Another cool thing one can see in these graphs is checkerboard patterns, like is almost seen in the negative morpheme feature lines. When a feature regularly avoids the other, it shows some sort of negative correspondance. The opposite would be true for features that regularly co-occur.

Phylogenetic Centred Visualisation

graph3nigercongo — Niger-Congo language family, from west to east.

In order to not just focus on geography, we also did a couple of graphs looking at phylogenetic relations. So, the one above is of the Niger-Congo family, arranged from west to east, because that looked like the most obvious way to plot them, after looking at the geographical relations on WALS – there was less distances between languages on a north to south line than from west to east. These are all in one family, so there’s no bar at the top.

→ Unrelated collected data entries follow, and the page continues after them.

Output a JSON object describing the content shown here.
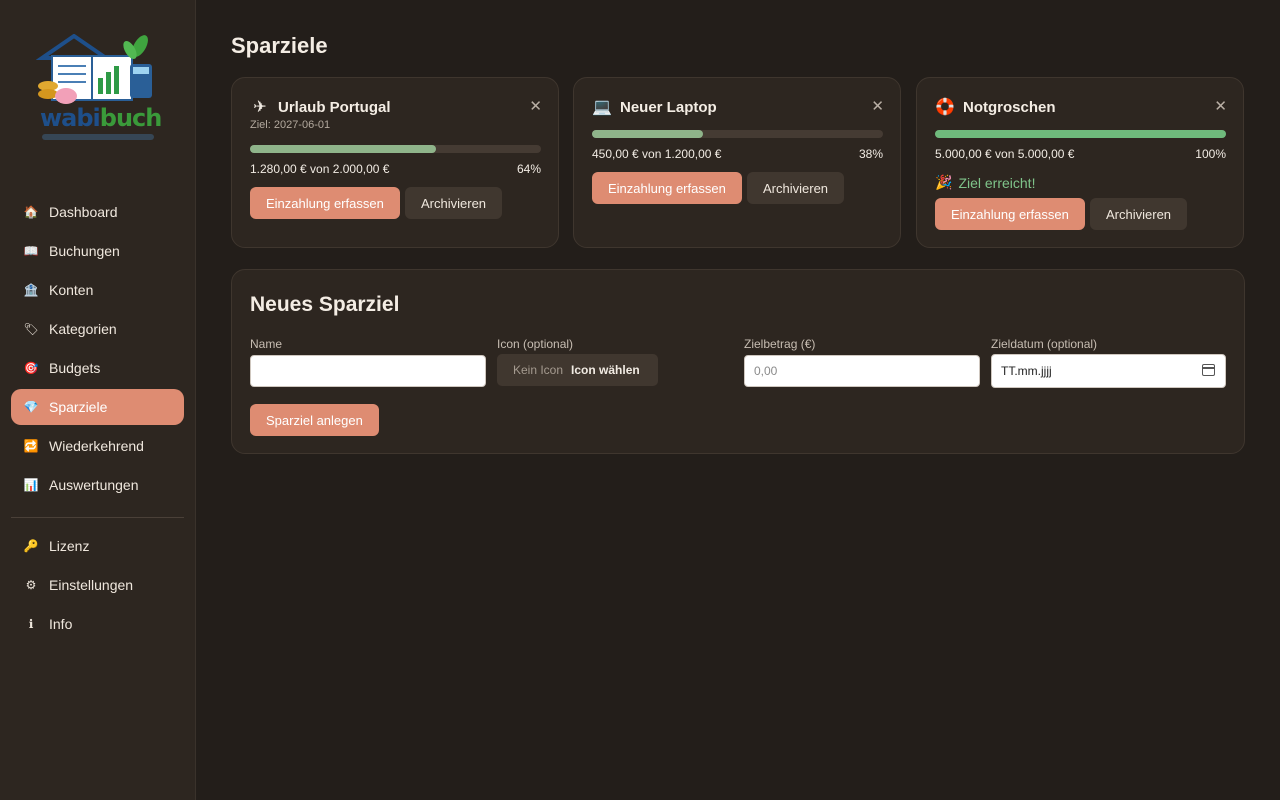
{
  "logo": {
    "word_left": "wabi",
    "word_right": "buch"
  },
  "nav": {
    "items": [
      {
        "label": "Dashboard",
        "icon": "house-icon",
        "glyph": "🏠",
        "active": false
      },
      {
        "label": "Buchungen",
        "icon": "book-icon",
        "glyph": "📖",
        "active": false
      },
      {
        "label": "Konten",
        "icon": "bank-icon",
        "glyph": "🏦",
        "active": false
      },
      {
        "label": "Kategorien",
        "icon": "tag-icon",
        "glyph": "🏷",
        "active": false
      },
      {
        "label": "Budgets",
        "icon": "target-icon",
        "glyph": "🎯",
        "active": false
      },
      {
        "label": "Sparziele",
        "icon": "gem-icon",
        "glyph": "💎",
        "active": true
      },
      {
        "label": "Wiederkehrend",
        "icon": "repeat-icon",
        "glyph": "🔁",
        "active": false
      },
      {
        "label": "Auswertungen",
        "icon": "bar-chart-icon",
        "glyph": "📊",
        "active": false
      }
    ],
    "secondary": [
      {
        "label": "Lizenz",
        "icon": "key-icon",
        "glyph": "🔑"
      },
      {
        "label": "Einstellungen",
        "icon": "gear-icon",
        "glyph": "⚙"
      },
      {
        "label": "Info",
        "icon": "info-icon",
        "glyph": "ℹ"
      }
    ]
  },
  "page": {
    "title": "Sparziele"
  },
  "goals": [
    {
      "name": "Urlaub Portugal",
      "icon": "airplane-icon",
      "glyph": "✈",
      "date_label": "Ziel: 2027-06-01",
      "amount_text": "1.280,00 € von 2.000,00 €",
      "percent_text": "64%",
      "progress": 0.64,
      "reached_text": "",
      "deposit_label": "Einzahlung erfassen",
      "archive_label": "Archivieren",
      "close_glyph": "✕"
    },
    {
      "name": "Neuer Laptop",
      "icon": "laptop-icon",
      "glyph": "💻",
      "date_label": "",
      "amount_text": "450,00 € von 1.200,00 €",
      "percent_text": "38%",
      "progress": 0.38,
      "reached_text": "",
      "deposit_label": "Einzahlung erfassen",
      "archive_label": "Archivieren",
      "close_glyph": "✕"
    },
    {
      "name": "Notgroschen",
      "icon": "lifebuoy-icon",
      "glyph": "🛟",
      "date_label": "",
      "amount_text": "5.000,00 € von 5.000,00 €",
      "percent_text": "100%",
      "progress": 1.0,
      "reached_text": "Ziel erreicht!",
      "reached_glyph": "🎉",
      "deposit_label": "Einzahlung erfassen",
      "archive_label": "Archivieren",
      "close_glyph": "✕"
    }
  ],
  "form": {
    "title": "Neues Sparziel",
    "name_label": "Name",
    "name_value": "",
    "icon_label": "Icon (optional)",
    "icon_none": "Kein Icon",
    "icon_choose": "Icon wählen",
    "amount_label": "Zielbetrag (€)",
    "amount_placeholder": "0,00",
    "date_label": "Zieldatum (optional)",
    "date_placeholder": "TT.mm.jjjj",
    "submit_label": "Sparziel anlegen"
  },
  "colors": {
    "accent": "#de8c72",
    "progress": "#8fb48a",
    "success": "#7fc48a",
    "background": "#231e1a",
    "surface": "#2d2620"
  }
}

There’s some pretty fun stuff to draw from this graph, too. For instance, not all features have the same diversity. Comparative constructions are a lot more variable than the order of the numeral and the noun. Second, you can see pretty interesting clusters. For instance, the top left seems to cluster quite a bit, as does the bottom right. That means that languages to the west and languages to the east are more like their neighbours, which is expected. Remember that the colours are arbitrary per feature, so the most interesting clusters are defined by not being too noisy, like we see in the top right.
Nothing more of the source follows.